PHOTOS: Round 1 at Junior Invitational
Check out images from the first round of the Junior Invitational at Sage Valley.
“Into the grain is not my forte,” said Fitzpatrick, an 18-year-old Northwestern commit from Yorkshire, England.
Fitzpatrick is No. 12 in the World Amateur Rankings and the player with perhaps the best chance at a (GB&I) Walker Cup bid of anyone in the field. He had five birdies plus an eagle at the par-4 13th, and had gotten it to 5 under by the time he stepped up to the 17th tee. Bogey there left Fitzgerald comfortably in the lead before his triple-bogey finish inflated his score to 1-under 71. Still, Fitzpatrick, the reigning British Boys champion, didn’t lose so much ground that he can’t make it up. He is three shots behind solo leader Sam Horsfield
“I hit it great off the tee,” Fitzpatrick said of the day. “. . . Playing smart, hitting it to the right areas.”
England was a common theme Friday, even if Horsfield didn’t sound much like his compatriot Fitzpatrick.
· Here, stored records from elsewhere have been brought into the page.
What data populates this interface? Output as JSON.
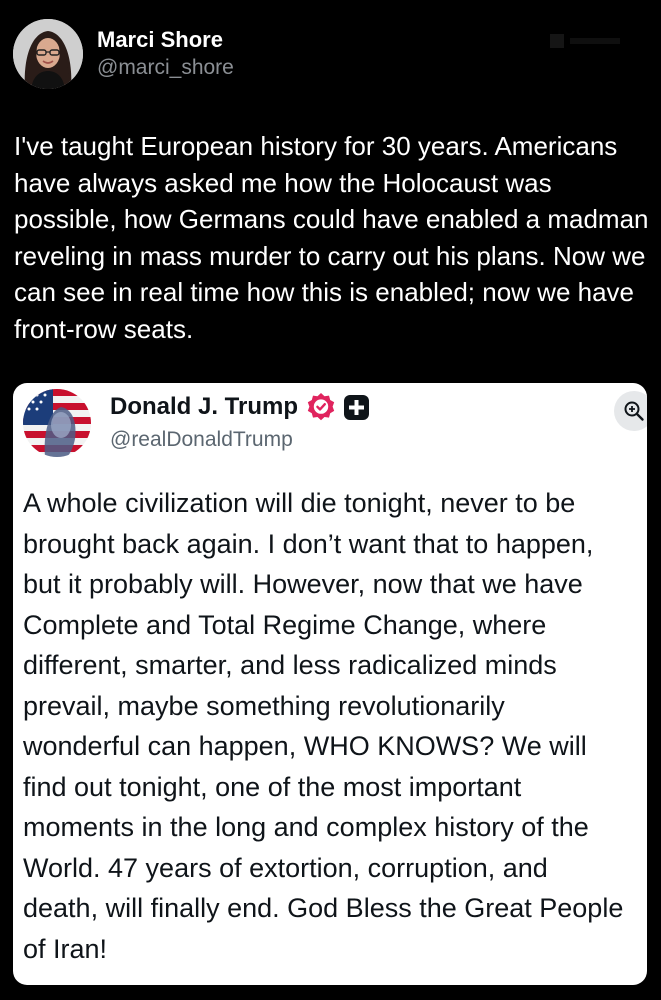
{
  "author": {
    "display_name": "Marci Shore",
    "handle": "@marci_shore"
  },
  "tweet_text": "I've taught European history for 30 years. Americans have always asked me how the Holocaust was possible, how Germans could have enabled a madman reveling in mass murder to carry out his plans. Now we can see in real time how this is enabled; now we have front-row seats.",
  "quoted_post": {
    "display_name": "Donald J. Trump",
    "handle": "@realDonaldTrump",
    "verified_icon": "verified-badge-icon",
    "badge_icon": "plus-square-icon",
    "zoom_icon": "zoom-in-icon",
    "text": "A whole civilization will die tonight, never to be brought back again. I don’t want that to happen, but it probably will. However, now that we have Complete and Total Regime Change, where different, smarter, and less radicalized minds prevail, maybe something revolutionarily wonderful can happen, WHO KNOWS? We will find out tonight, one of the most important moments in the long and complex history of the World. 47 years of extortion, corruption, and death, will finally end. God Bless the Great People of Iran!"
  },
  "colors": {
    "background": "#000000",
    "primary_text": "#ffffff",
    "secondary_text": "#8b8f94",
    "card_background": "#ffffff",
    "card_text": "#0f1419",
    "verified_badge": "#e0245e"
  }
}
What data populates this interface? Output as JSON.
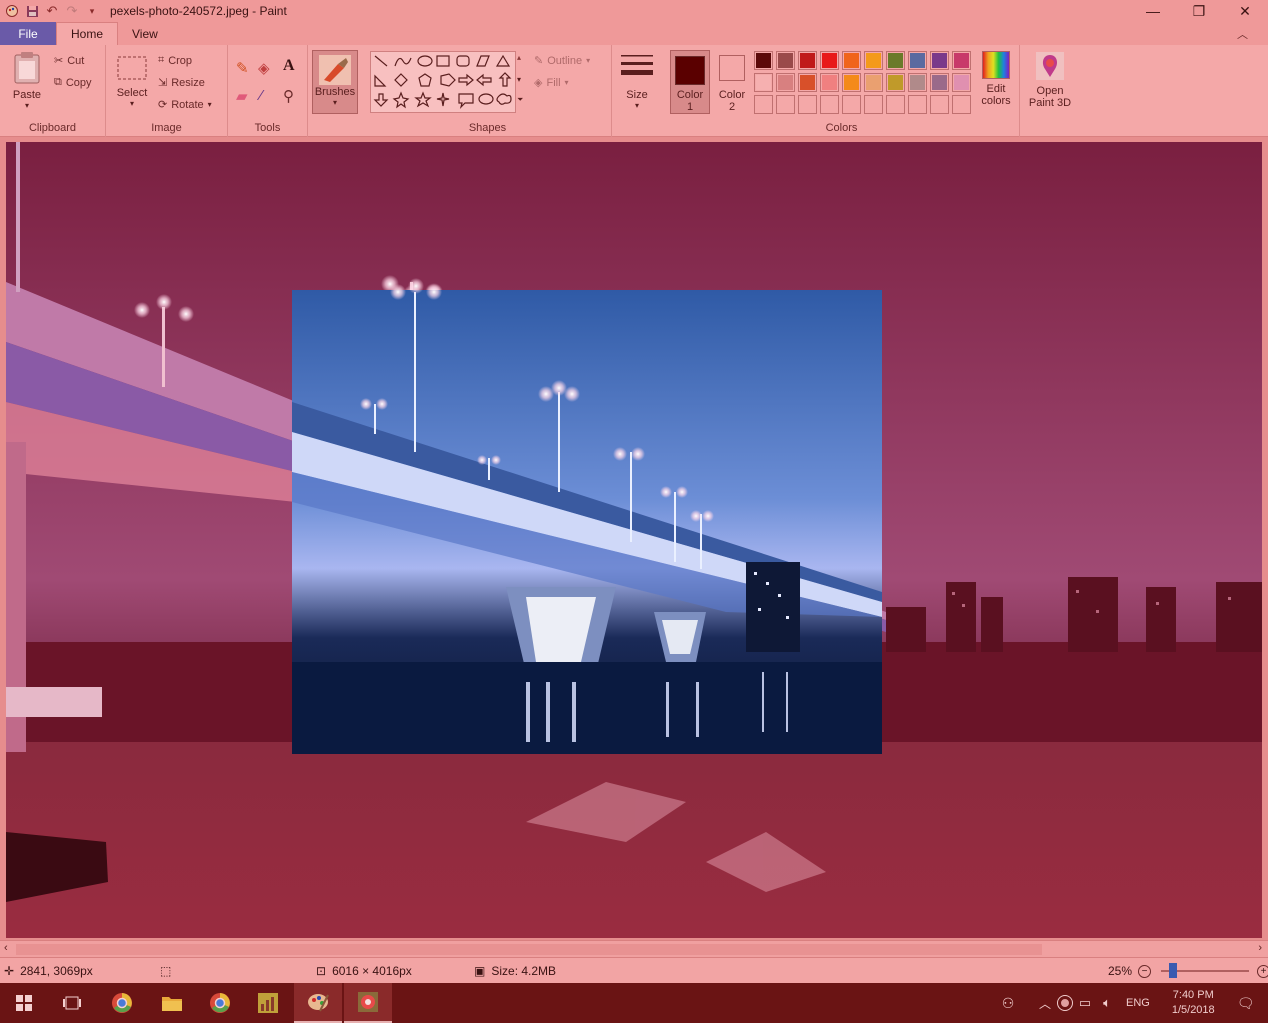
{
  "window": {
    "title": "pexels-photo-240572.jpeg - Paint"
  },
  "tabs": {
    "file": "File",
    "home": "Home",
    "view": "View"
  },
  "ribbon": {
    "clipboard": {
      "label": "Clipboard",
      "paste": "Paste",
      "cut": "Cut",
      "copy": "Copy"
    },
    "image": {
      "label": "Image",
      "select": "Select",
      "crop": "Crop",
      "resize": "Resize",
      "rotate": "Rotate"
    },
    "tools": {
      "label": "Tools",
      "text_glyph": "A"
    },
    "brushes": {
      "label": "Brushes"
    },
    "shapes": {
      "label": "Shapes",
      "outline": "Outline",
      "fill": "Fill"
    },
    "size": {
      "label": "Size"
    },
    "colors": {
      "label": "Colors",
      "color1_label": "Color 1",
      "color2_label": "Color 2",
      "color1": "#5a0000",
      "color2": "#f4a8a8",
      "edit_colors": "Edit colors",
      "palette_row1": [
        "#5c0a0a",
        "#9a4a4a",
        "#c01a1a",
        "#e81a1a",
        "#f0641a",
        "#f49a1a",
        "#6a7a2a",
        "#5a6aa0",
        "#7a3a8a",
        "#c83a6a"
      ],
      "palette_row2": [
        "#f6b0b0",
        "#d88080",
        "#d8502a",
        "#f08080",
        "#f48a1a",
        "#eaa070",
        "#c09a2a",
        "#b08a8a",
        "#9a6a8a",
        "#e090b0"
      ]
    },
    "paint3d": {
      "label": "Open Paint 3D"
    }
  },
  "status": {
    "cursor_pos": "2841, 3069px",
    "dimensions": "6016 × 4016px",
    "file_size": "Size: 4.2MB",
    "zoom": "25%"
  },
  "taskbar": {
    "time": "7:40 PM",
    "date": "1/5/2018",
    "language": "ENG"
  }
}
Horsfield is a 16-year-old Manchester, England, transplant who used birdies at Nos. 15 and 17 to get to 4-under 68 and overtake Fitzpatrick late in the day. The Horsfields found their way to Central Florida 12 years ago, and Sam’s parents own a glass company that specializes in windows and doors. The move has been good for Horsfield’s golf game for many reasons.
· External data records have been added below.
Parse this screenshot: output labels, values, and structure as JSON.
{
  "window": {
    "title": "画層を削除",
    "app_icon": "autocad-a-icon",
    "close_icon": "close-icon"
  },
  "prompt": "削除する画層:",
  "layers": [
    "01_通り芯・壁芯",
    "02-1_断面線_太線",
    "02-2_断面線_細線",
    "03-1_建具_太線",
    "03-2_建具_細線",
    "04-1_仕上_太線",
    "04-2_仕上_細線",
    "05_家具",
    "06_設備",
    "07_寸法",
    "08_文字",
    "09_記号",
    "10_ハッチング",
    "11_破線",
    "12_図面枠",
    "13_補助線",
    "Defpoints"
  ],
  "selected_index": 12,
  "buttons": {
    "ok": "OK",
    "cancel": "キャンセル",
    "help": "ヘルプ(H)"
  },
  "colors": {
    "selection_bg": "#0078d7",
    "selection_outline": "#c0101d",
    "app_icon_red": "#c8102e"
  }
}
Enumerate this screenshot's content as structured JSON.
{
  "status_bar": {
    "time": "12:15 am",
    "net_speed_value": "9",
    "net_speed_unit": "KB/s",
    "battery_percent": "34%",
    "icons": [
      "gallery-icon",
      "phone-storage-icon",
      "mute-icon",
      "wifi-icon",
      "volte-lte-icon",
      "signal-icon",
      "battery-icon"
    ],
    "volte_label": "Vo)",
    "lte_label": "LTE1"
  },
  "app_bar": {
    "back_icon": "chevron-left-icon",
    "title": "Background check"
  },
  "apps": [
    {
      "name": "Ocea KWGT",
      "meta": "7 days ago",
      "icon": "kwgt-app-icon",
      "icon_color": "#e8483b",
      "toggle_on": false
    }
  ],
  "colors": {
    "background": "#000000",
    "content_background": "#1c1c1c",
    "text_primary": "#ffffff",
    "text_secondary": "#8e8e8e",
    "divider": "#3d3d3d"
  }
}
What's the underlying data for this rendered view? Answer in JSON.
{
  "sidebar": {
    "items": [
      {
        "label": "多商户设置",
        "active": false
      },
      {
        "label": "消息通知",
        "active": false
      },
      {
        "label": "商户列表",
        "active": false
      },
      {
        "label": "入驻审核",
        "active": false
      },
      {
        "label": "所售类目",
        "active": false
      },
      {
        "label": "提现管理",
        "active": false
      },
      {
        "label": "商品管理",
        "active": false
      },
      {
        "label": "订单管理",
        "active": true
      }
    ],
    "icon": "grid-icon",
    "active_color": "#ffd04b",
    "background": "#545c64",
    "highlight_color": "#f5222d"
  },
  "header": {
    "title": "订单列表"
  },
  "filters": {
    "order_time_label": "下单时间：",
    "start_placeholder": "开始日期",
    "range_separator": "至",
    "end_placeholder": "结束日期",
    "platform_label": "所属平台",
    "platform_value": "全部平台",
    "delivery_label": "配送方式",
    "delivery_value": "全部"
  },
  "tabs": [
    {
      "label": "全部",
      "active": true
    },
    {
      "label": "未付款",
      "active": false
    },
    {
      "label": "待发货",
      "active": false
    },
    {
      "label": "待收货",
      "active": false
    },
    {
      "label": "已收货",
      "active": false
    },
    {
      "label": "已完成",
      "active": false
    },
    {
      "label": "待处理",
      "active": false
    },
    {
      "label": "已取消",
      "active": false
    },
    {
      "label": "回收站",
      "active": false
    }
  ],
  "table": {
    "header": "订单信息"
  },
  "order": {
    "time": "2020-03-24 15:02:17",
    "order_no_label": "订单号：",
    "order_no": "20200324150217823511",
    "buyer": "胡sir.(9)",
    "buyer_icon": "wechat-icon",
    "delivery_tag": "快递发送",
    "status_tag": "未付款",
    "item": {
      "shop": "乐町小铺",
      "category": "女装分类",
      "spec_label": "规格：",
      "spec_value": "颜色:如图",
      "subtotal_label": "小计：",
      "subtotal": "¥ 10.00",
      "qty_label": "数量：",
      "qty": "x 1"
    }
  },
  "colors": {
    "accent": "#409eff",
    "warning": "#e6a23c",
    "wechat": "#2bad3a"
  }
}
Horsfield, who plays mostly local junior events around Orlando, Fla., calls the Junior Invitational the deepest field he’s entered. But Horsfield is best known for once beating Ian Poulter, 1 up, in a nine-hole match at Lake Nona Golf Club. Horsfield played only one tee in front of Poulter, and the two still keep in touch. Horsfield got to know Poulter because of his friendship with Poulter’s caddie.
“I don’t like to bother him,” Horsfield said when asked if Poulter had any specific advice for Sage Valley. Horsfield wore an Ian Poulter logoed shirt around the course Friday.
Horsfield has only one shot on Rico Hoey, the reigning Callaway Junior World champion from Rancho Cucamonga, Calif. Hoey closed strongly with birdies at Nos. 15 and 17. Argentina’s Jaime Lopez Rivarola is one shot back at 2-under 70.
All three of those players escaped the par-3 second hole in a collective 1-under par as the field averaged 3.93 there. Carnage at that downhill, watery par 3 was the story of the morning as a strong wind blew right in players’ faces on the tee.
Kristoffer Ventura from Oslo, Norway, was among the four players in the field to make a quadruple bogey there. Ventura then went 7 under in an eight-hole stretch beginning at No. 8 and salvaged a 1-under 71. That put Ventura in a tie for fourth with Greyson Sigg of Augusta, Ga., and Corey Pereira of Cameron Park, Calif.
The other story Friday centered around Sage Valley’s slick greens – slick enough to drive defending champion Zach Olsen’s score to 78. Top-ranked junior Robby Shelton shot 2-over 74.
Said Sigg, the local man at Sage Valley this week: “I thought there were a lot of pins out there tucked in some spots I’ve never seen before.”
There’s a lot more real estate around these putting surfaces to keep Sigg and his competitors guessing.